Quinze jours après l'annonce de la vente de sa société, Clara lit dans le journal que l'ancienne meunerie Cerizay va être développée par la Stimco, nouvelle filiale du groupe Massais.
Un ensemble de luxe, hôtel et appartements, pour redonner du cachet à la presqu'île du centre de Caen.
Une photo présente l'ancien propriétaire Hervé Prouant, un vieil homme de quatre-vingt ans en compagnie de Laurence Brochard.
Il la tient par la taille affectueusement.
Clara est confuse…
Il y a vraiment des femmes qui savent ce qu'elles veulent.
Clara ne veut pas la juger mais tout de même…
Néanmoins, tout ceci n'explique pas la disparition de son mari.
Sans Yves pour l'épauler, Clara a les enfants en permanence chez elle.
Elle a conservé l'idée de son Conseil des Ministres du mercredi.
Elle veut entendre les doléances de Béatrice et de Nicolas.
Son garçon n'a qu'une seule requête, le retour de la télévision.
Il argumente qu'il n'est plus dans le coup socialement.
Qu'il devient un paria.
Ce qui provoquera du harcèlement...
Il se pose en victime.
Béatrice se lamente de la taille de sa chambre.
Elle a honte d'amener ses copines à la maison.

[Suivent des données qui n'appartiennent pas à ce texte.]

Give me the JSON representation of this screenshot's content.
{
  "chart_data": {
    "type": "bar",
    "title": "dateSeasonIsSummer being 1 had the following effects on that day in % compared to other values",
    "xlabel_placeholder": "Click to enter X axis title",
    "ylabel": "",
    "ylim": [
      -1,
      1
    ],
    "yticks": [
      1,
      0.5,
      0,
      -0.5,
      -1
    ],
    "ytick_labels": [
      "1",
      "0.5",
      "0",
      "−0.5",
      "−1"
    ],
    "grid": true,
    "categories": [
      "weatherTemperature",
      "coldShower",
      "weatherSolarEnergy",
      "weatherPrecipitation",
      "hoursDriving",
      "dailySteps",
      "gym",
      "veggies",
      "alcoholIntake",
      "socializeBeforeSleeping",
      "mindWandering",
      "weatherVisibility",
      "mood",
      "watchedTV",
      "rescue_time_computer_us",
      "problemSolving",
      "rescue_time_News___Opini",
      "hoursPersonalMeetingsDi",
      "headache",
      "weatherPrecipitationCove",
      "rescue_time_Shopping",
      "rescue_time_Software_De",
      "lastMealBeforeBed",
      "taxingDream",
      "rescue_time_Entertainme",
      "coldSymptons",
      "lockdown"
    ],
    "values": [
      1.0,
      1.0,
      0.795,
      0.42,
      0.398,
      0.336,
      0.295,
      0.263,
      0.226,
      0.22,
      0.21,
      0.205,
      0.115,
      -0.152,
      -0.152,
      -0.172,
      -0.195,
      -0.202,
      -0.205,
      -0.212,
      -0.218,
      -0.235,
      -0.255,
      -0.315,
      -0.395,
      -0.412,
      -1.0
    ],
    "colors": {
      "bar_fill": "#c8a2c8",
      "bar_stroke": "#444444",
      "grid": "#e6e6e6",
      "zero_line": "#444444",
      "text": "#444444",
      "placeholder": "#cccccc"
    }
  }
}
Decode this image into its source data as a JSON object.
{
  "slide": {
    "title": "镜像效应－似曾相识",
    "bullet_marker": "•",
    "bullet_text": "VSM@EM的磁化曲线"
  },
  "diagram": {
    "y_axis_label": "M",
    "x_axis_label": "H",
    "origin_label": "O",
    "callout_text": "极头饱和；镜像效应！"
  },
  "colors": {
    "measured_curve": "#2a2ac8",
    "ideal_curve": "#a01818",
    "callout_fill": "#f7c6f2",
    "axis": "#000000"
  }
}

Elle se sent comme une pauvre…
Clara défend sa position.
— Un changement n'est pas une punition. S'y confronter, vous force à réfléchir… Vous ne vivez pas dans un conte de fées. Je suis responsable de vous dans le cadre de la loi. J'assume les besoins de base. Regardez la Pyramide Maslow et vous verrez qu'un poste de télévision et un minimum de mètres carrés ne sont pas mentionnés. Vous avez votre monde intérieur où habitent vos rêves et vos ambitions. Plongez-vous dans vous-même pour établir un plan de vie. N'attendez pas à ce que les autres fassent votre bonheur… Cherchez en vous-même ce qui vous satisfait… Ceci fait, agissez pour vous accomplir, individuellement… Sachez que je ne suis pas une maman parfaite. Je suis une maman assez bien… Faire assez bien est largement suffisant pour un parent. Tout comme je n'attends pas des enfants parfaits. Je suis satisfaite avec des enfants assez bien… Je ne veux pas des enfants qui font tout ce que je veux. Qui sont des copies carbones de ce que je suis… Au contraire, j'accepte vos personnalités telles qu'elles se construisent. Je ne juge pas…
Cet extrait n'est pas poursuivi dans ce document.